Electric field and Strain-induced Band-gap Engineering and Manipulation of the Rashba Spin Splitting in Janus van der Waals Heterostructures

The compositional as well as structural asymmetries in Janus transition metal dichalcogenides (J-TMDs) and their van der Waals heterostructures (vdW HSs) induce an intrinsic Rashba spin-splitting. We investigate the variation of band-gaps and the Rashba parameter in three different Janus heterostructures having AB-stacked Mo\(XY\)/W\(XY\) (\(X\), \(Y\) = S, Se, Te; \(X\neq Y\)) geometry with a \(Y-Y\) interface, using first-principles calculations.
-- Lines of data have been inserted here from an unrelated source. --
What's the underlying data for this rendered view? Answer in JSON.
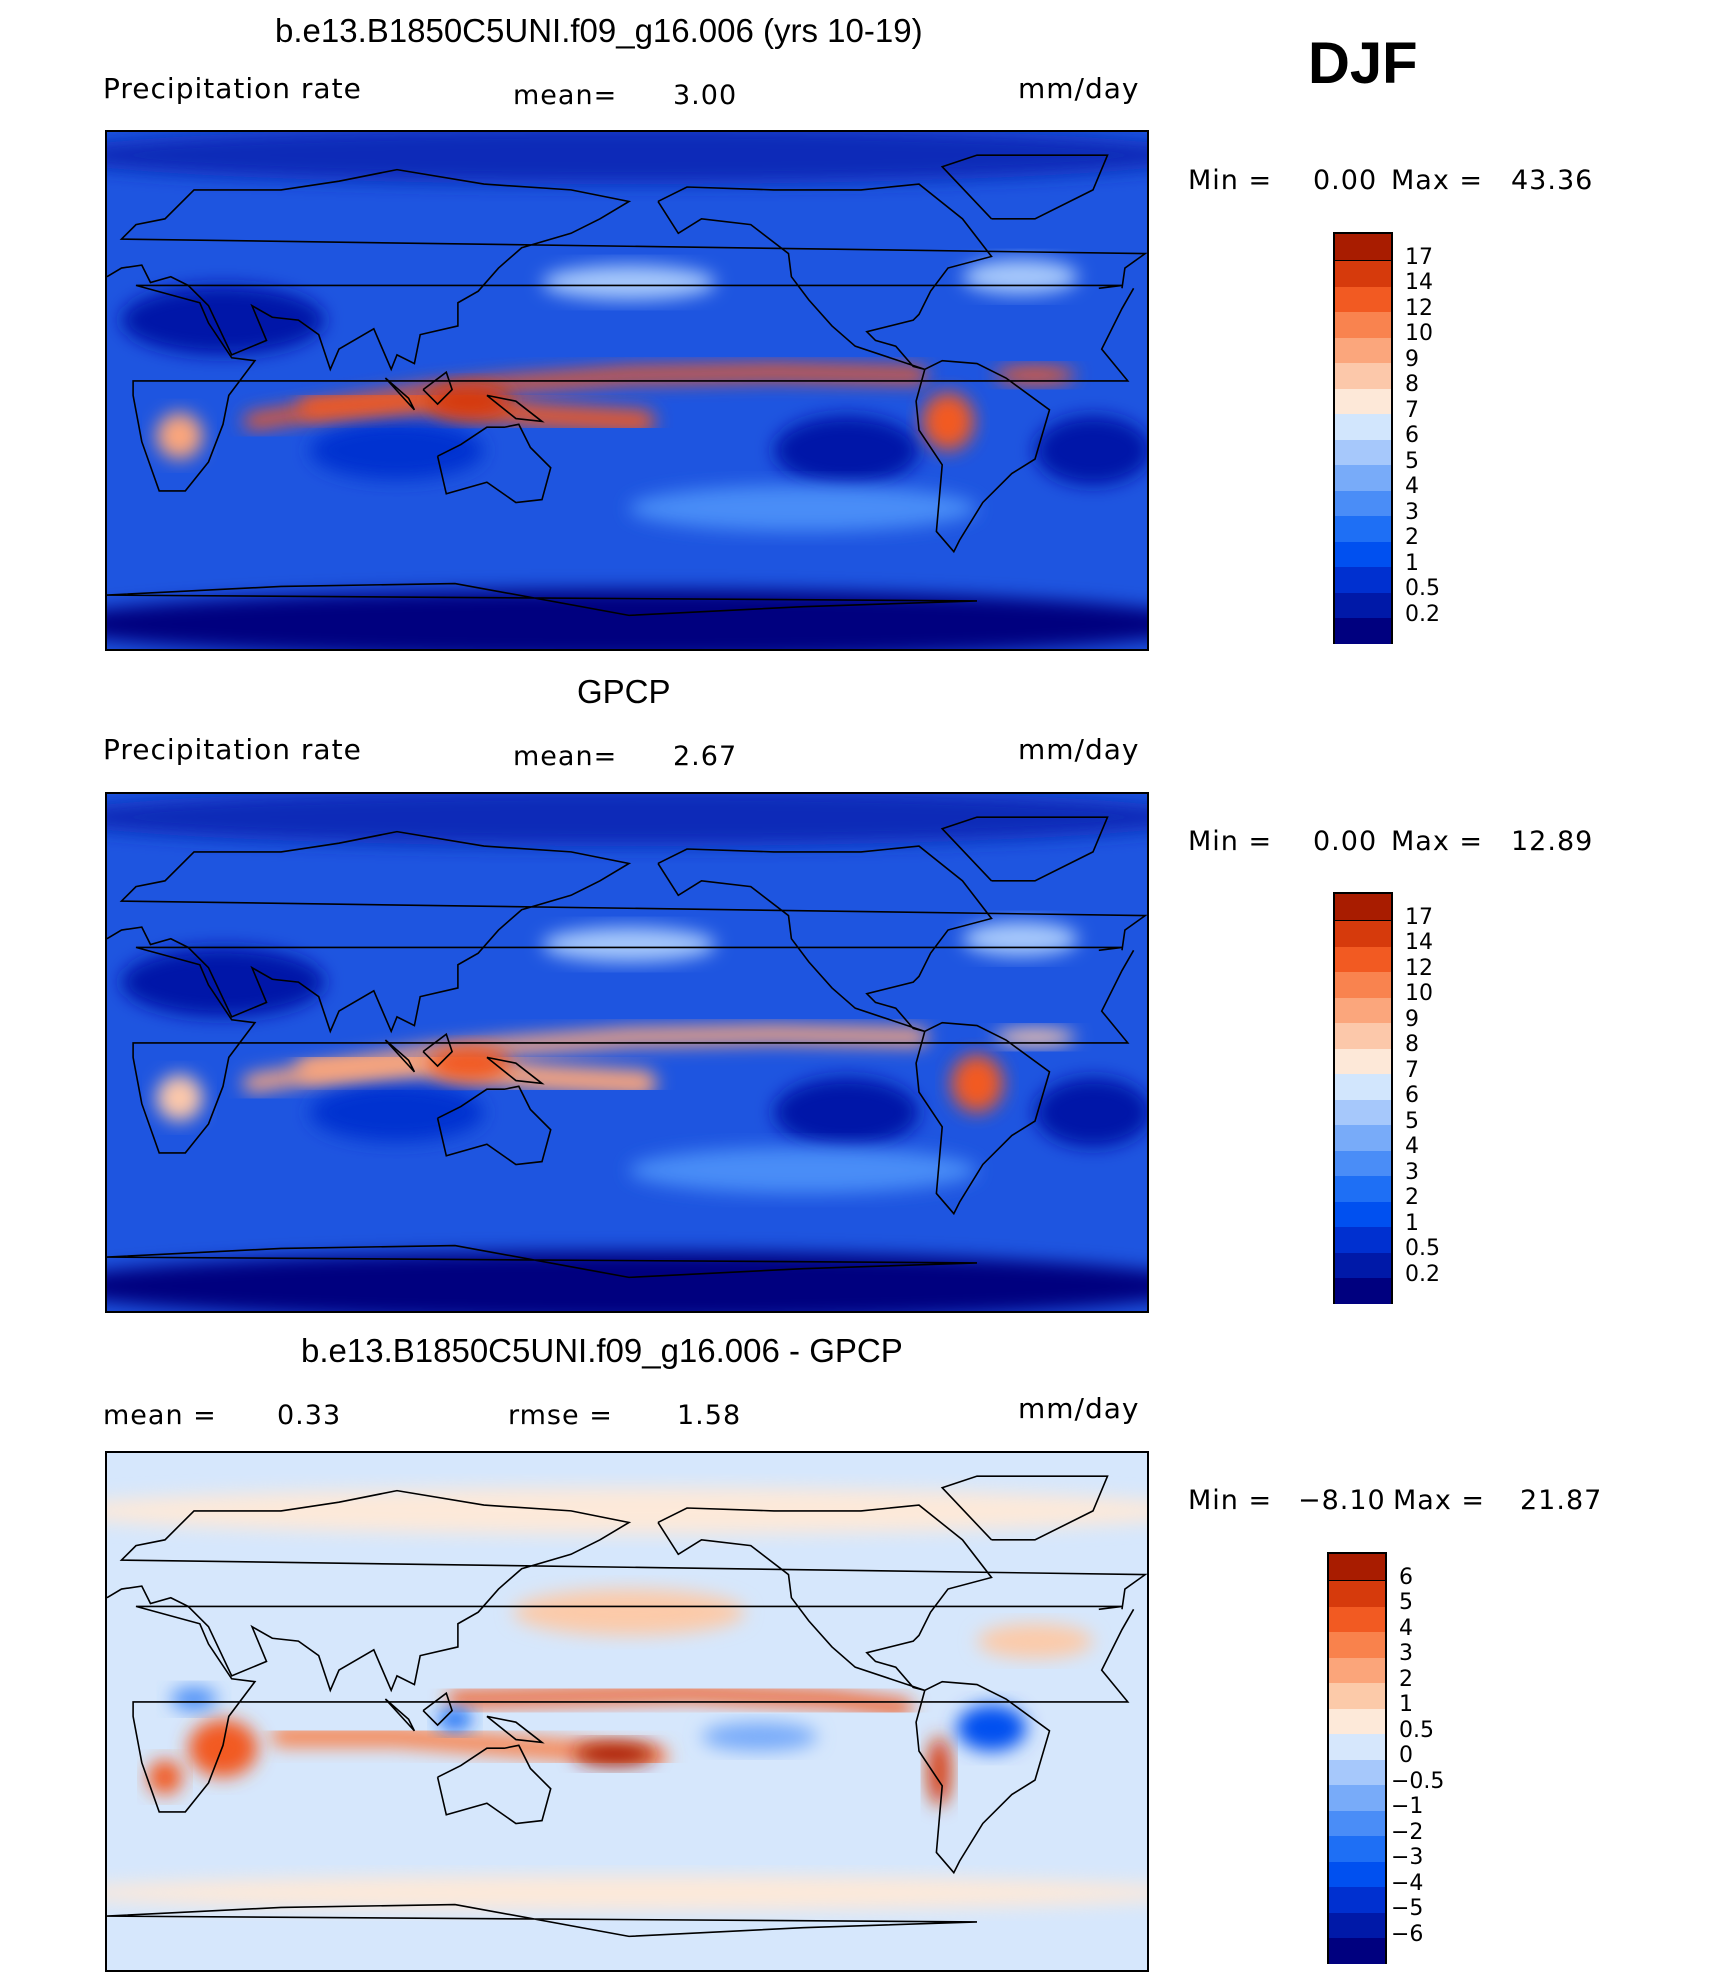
{
  "season": "DJF",
  "panels": [
    {
      "id": "model",
      "title": "b.e13.B1850C5UNI.f09_g16.006 (yrs 10-19)",
      "left_label": "Precipitation  rate",
      "mid_label": "mean=",
      "mid_value": "3.00",
      "units": "mm/day",
      "minmax": {
        "min_label": "Min  =",
        "min": "0.00",
        "max_label": "Max  =",
        "max": "43.36"
      },
      "levels": [
        "0.2",
        "0.5",
        "1",
        "2",
        "3",
        "4",
        "5",
        "6",
        "7",
        "8",
        "9",
        "10",
        "12",
        "14",
        "17"
      ],
      "colors": [
        "#00007f",
        "#0019a8",
        "#0030d0",
        "#0050f0",
        "#1e6ff5",
        "#4a8df7",
        "#78abf9",
        "#a6c8fb",
        "#d2e6fd",
        "#fde8d8",
        "#fcc8aa",
        "#fba67c",
        "#f9834f",
        "#f25a22",
        "#d63a0c",
        "#a81c00"
      ]
    },
    {
      "id": "obs",
      "title": "GPCP",
      "left_label": "Precipitation  rate",
      "mid_label": "mean=",
      "mid_value": "2.67",
      "units": "mm/day",
      "minmax": {
        "min_label": "Min  =",
        "min": "0.00",
        "max_label": "Max  =",
        "max": "12.89"
      },
      "levels": [
        "0.2",
        "0.5",
        "1",
        "2",
        "3",
        "4",
        "5",
        "6",
        "7",
        "8",
        "9",
        "10",
        "12",
        "14",
        "17"
      ],
      "colors": [
        "#00007f",
        "#0019a8",
        "#0030d0",
        "#0050f0",
        "#1e6ff5",
        "#4a8df7",
        "#78abf9",
        "#a6c8fb",
        "#d2e6fd",
        "#fde8d8",
        "#fcc8aa",
        "#fba67c",
        "#f9834f",
        "#f25a22",
        "#d63a0c",
        "#a81c00"
      ]
    },
    {
      "id": "diff",
      "title": "b.e13.B1850C5UNI.f09_g16.006 - GPCP",
      "left_label": "mean  =",
      "left_value": "0.33",
      "mid_label": "rmse  =",
      "mid_value": "1.58",
      "units": "mm/day",
      "minmax": {
        "min_label": "Min  =",
        "min": "−8.10",
        "max_label": "Max  =",
        "max": "21.87"
      },
      "levels": [
        "−6",
        "−5",
        "−4",
        "−3",
        "−2",
        "−1",
        "−0.5",
        "0",
        "0.5",
        "1",
        "2",
        "3",
        "4",
        "5",
        "6"
      ],
      "colors": [
        "#00007f",
        "#0019a8",
        "#0030d0",
        "#0050f0",
        "#1e6ff5",
        "#4a8df7",
        "#78abf9",
        "#a6c8fb",
        "#d6e7fc",
        "#fde9d9",
        "#fccaa9",
        "#fba57a",
        "#f9824c",
        "#f25a22",
        "#d63a0c",
        "#a81c00"
      ]
    }
  ]
}
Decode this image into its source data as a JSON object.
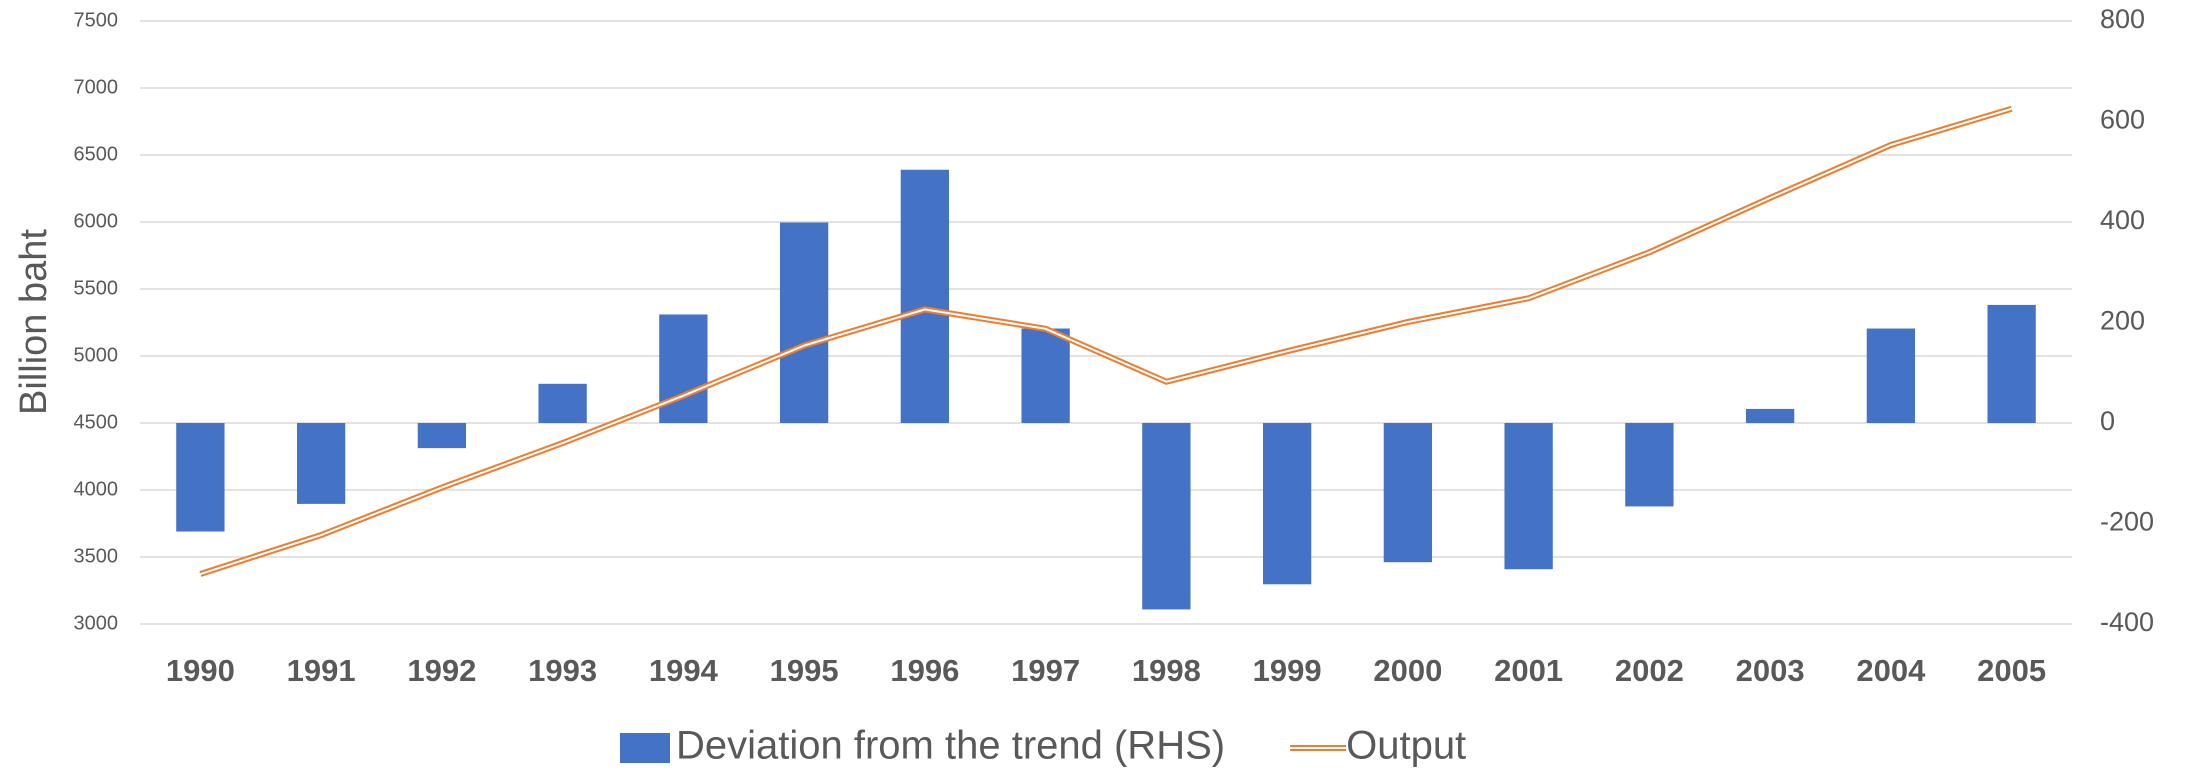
{
  "chart_data": {
    "type": "bar-line",
    "y_label": "Billion baht",
    "categories": [
      "1990",
      "1991",
      "1992",
      "1993",
      "1994",
      "1995",
      "1996",
      "1997",
      "1998",
      "1999",
      "2000",
      "2001",
      "2002",
      "2003",
      "2004",
      "2005"
    ],
    "series": [
      {
        "name": "Deviation from the trend (RHS)",
        "type": "bar",
        "axis": "y2",
        "color": "#4472c4",
        "values": [
          -216,
          -161,
          -50,
          78,
          216,
          399,
          504,
          188,
          -371,
          -321,
          -277,
          -291,
          -166,
          28,
          188,
          235
        ]
      },
      {
        "name": "Output",
        "type": "line",
        "axis": "y",
        "color": "#ed7d31",
        "values": [
          3373,
          3664,
          4018,
          4350,
          4704,
          5078,
          5348,
          5203,
          4808,
          5036,
          5254,
          5431,
          5774,
          6180,
          6575,
          6845
        ]
      }
    ],
    "ylim": [
      3000,
      7500
    ],
    "yticks": [
      3000,
      3500,
      4000,
      4500,
      5000,
      5500,
      6000,
      6500,
      7000,
      7500
    ],
    "y2lim": [
      -400,
      800
    ],
    "y2ticks": [
      -400,
      -200,
      0,
      200,
      400,
      600,
      800
    ],
    "grid": true,
    "legend": "bottom"
  }
}
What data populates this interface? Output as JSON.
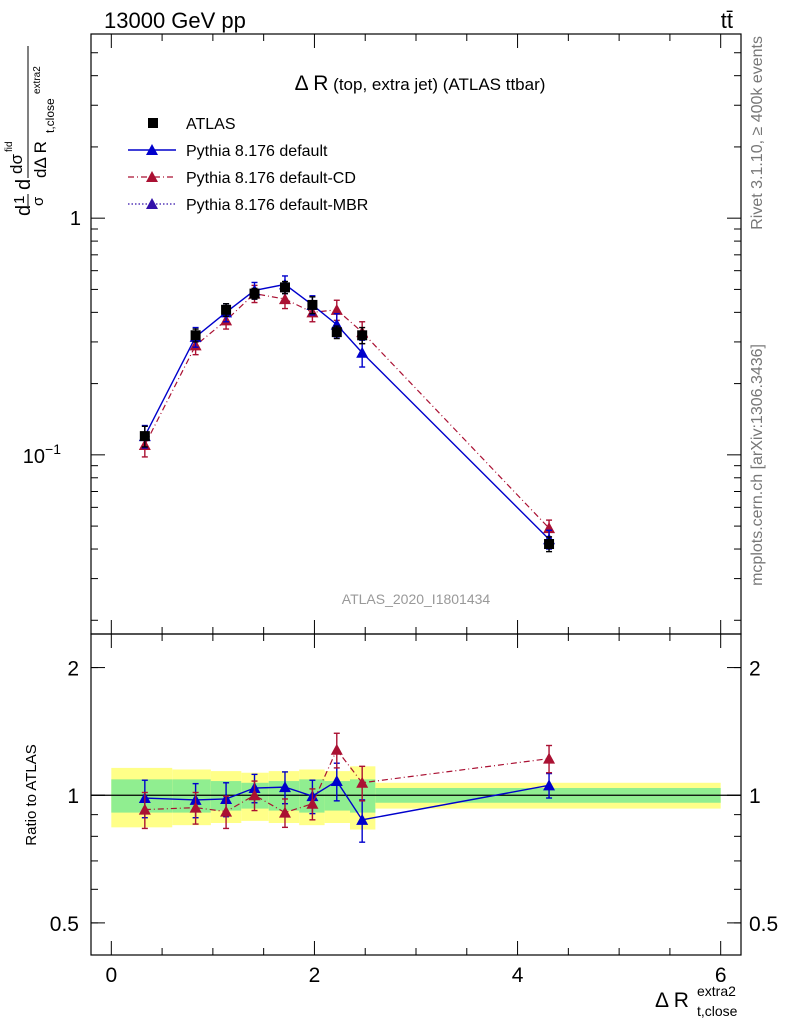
{
  "header": {
    "energy_label": "13000 GeV pp",
    "process_label": "tt̄"
  },
  "side_labels": {
    "rivet": "Rivet 3.1.10, ≥ 400k events",
    "mcplots": "mcplots.cern.ch [arXiv:1306.3436]"
  },
  "main_panel": {
    "title": "Δ R (top, extra jet) (ATLAS ttbar)",
    "title_delta": "Δ R",
    "title_rest": " (top, extra jet) (ATLAS ttbar)",
    "analysis_id": "ATLAS_2020_I1801434",
    "ylabel_parts": {
      "d": "d",
      "one": "1",
      "sigma": "σ",
      "dsigma": "dσ",
      "fid": "fid",
      "dDeltaR": "dΔ R",
      "sub": "t,close",
      "sup": "extra2"
    }
  },
  "ratio_panel": {
    "ylabel": "Ratio to ATLAS"
  },
  "x_axis": {
    "label_main": "Δ R",
    "label_sup": "extra2",
    "label_sub": "t,close"
  },
  "colors": {
    "atlas": "#000000",
    "default": "#0000cc",
    "cd": "#aa1133",
    "mbr": "#3311aa",
    "band_inner": "#90ee90",
    "band_outer": "#ffff88"
  },
  "chart_data": [
    {
      "type": "scatter",
      "panel": "main",
      "title": "Δ R (top, extra jet) (ATLAS ttbar)",
      "xlabel": "Δ R t,close extra2",
      "ylabel": "1/σ dσfid / dΔ R t,close extra2",
      "xlim": [
        -0.2,
        6.2
      ],
      "ylim": [
        0.0175,
        6.0
      ],
      "yscale": "log",
      "xticks": [
        0,
        2,
        4,
        6
      ],
      "yticks": [
        {
          "value": 0.1,
          "base": "10",
          "exp": "−1"
        },
        {
          "value": 1,
          "label": "1"
        }
      ],
      "legend_position": "top-left",
      "x": [
        0.33,
        0.83,
        1.13,
        1.41,
        1.71,
        1.98,
        2.22,
        2.47,
        4.31
      ],
      "series": [
        {
          "name": "ATLAS",
          "marker": "square",
          "line": "none",
          "values": [
            0.12,
            0.32,
            0.41,
            0.48,
            0.51,
            0.43,
            0.33,
            0.32,
            0.042
          ],
          "err": [
            0.012,
            0.02,
            0.025,
            0.025,
            0.03,
            0.035,
            0.02,
            0.025,
            0.003
          ]
        },
        {
          "name": "Pythia 8.176 default",
          "marker": "triangle",
          "line": "solid",
          "values": [
            0.12,
            0.315,
            0.4,
            0.495,
            0.525,
            0.43,
            0.355,
            0.27,
            0.044
          ],
          "err": [
            0.013,
            0.03,
            0.035,
            0.04,
            0.045,
            0.04,
            0.04,
            0.035,
            0.004
          ]
        },
        {
          "name": "Pythia 8.176 default-CD",
          "marker": "triangle",
          "line": "dashdot",
          "values": [
            0.11,
            0.29,
            0.37,
            0.48,
            0.455,
            0.4,
            0.41,
            0.33,
            0.049
          ],
          "err": [
            0.012,
            0.025,
            0.03,
            0.04,
            0.04,
            0.035,
            0.04,
            0.035,
            0.004
          ]
        },
        {
          "name": "Pythia 8.176 default-MBR",
          "marker": "triangle",
          "line": "dotted",
          "values": [],
          "err": []
        }
      ]
    },
    {
      "type": "scatter",
      "panel": "ratio",
      "ylabel": "Ratio to ATLAS",
      "xlim": [
        -0.2,
        6.2
      ],
      "ylim": [
        0.42,
        2.4
      ],
      "yscale": "log",
      "yticks": [
        0.5,
        1,
        2
      ],
      "x": [
        0.33,
        0.83,
        1.13,
        1.41,
        1.71,
        1.98,
        2.22,
        2.47,
        4.31
      ],
      "bands": [
        {
          "xmin": 0.0,
          "xmax": 0.6,
          "inner": [
            0.91,
            1.09
          ],
          "outer": [
            0.84,
            1.16
          ]
        },
        {
          "xmin": 0.6,
          "xmax": 0.98,
          "inner": [
            0.91,
            1.09
          ],
          "outer": [
            0.85,
            1.15
          ]
        },
        {
          "xmin": 0.98,
          "xmax": 1.28,
          "inner": [
            0.92,
            1.08
          ],
          "outer": [
            0.86,
            1.14
          ]
        },
        {
          "xmin": 1.28,
          "xmax": 1.55,
          "inner": [
            0.93,
            1.07
          ],
          "outer": [
            0.87,
            1.13
          ]
        },
        {
          "xmin": 1.55,
          "xmax": 1.85,
          "inner": [
            0.92,
            1.08
          ],
          "outer": [
            0.86,
            1.14
          ]
        },
        {
          "xmin": 1.85,
          "xmax": 2.1,
          "inner": [
            0.91,
            1.09
          ],
          "outer": [
            0.85,
            1.15
          ]
        },
        {
          "xmin": 2.1,
          "xmax": 2.35,
          "inner": [
            0.92,
            1.08
          ],
          "outer": [
            0.86,
            1.14
          ]
        },
        {
          "xmin": 2.35,
          "xmax": 2.6,
          "inner": [
            0.91,
            1.09
          ],
          "outer": [
            0.83,
            1.17
          ]
        },
        {
          "xmin": 2.6,
          "xmax": 6.0,
          "inner": [
            0.96,
            1.04
          ],
          "outer": [
            0.93,
            1.07
          ]
        }
      ],
      "series": [
        {
          "name": "Pythia 8.176 default",
          "values": [
            0.985,
            0.975,
            0.98,
            1.04,
            1.045,
            0.995,
            1.08,
            0.875,
            1.055
          ],
          "err": [
            0.1,
            0.09,
            0.09,
            0.08,
            0.09,
            0.09,
            0.11,
            0.1,
            0.07
          ]
        },
        {
          "name": "Pythia 8.176 default-CD",
          "values": [
            0.925,
            0.935,
            0.915,
            1.0,
            0.91,
            0.955,
            1.28,
            1.07,
            1.22
          ],
          "err": [
            0.09,
            0.08,
            0.08,
            0.08,
            0.07,
            0.08,
            0.12,
            0.1,
            0.09
          ]
        }
      ]
    }
  ]
}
We consider the effect of external electric field and in-plane biaxial strain in tuning the strength of the intrinsic electric field, which leads to remarkable modifications of the band-gap and the Rashba spin-splitting. In particular, it is found that the positive applied field and compressive in-plane biaxial strain can lead to a notable increase in the Rashba spin-splitting of the valence bands about the \(\Gamma\)-point. Moreover, our \textit{ab-initio} density functional theory (DFT) calculations reveal the existence of a type-II band alignment in these heterostructures, which remains robust under positive external field and biaxial strain. These suggest novel ways of engineering the electronic, optical, and spin properties of J-TMD van der Waals heterostructures holding a huge promise in spintronic and optoelectronic devices. Detailed \(\mathbf{k\cdot p}\) model analyses have been performed to investigate the electronic and spin properties near the \(\Gamma\) and K points of the Brillouin zone.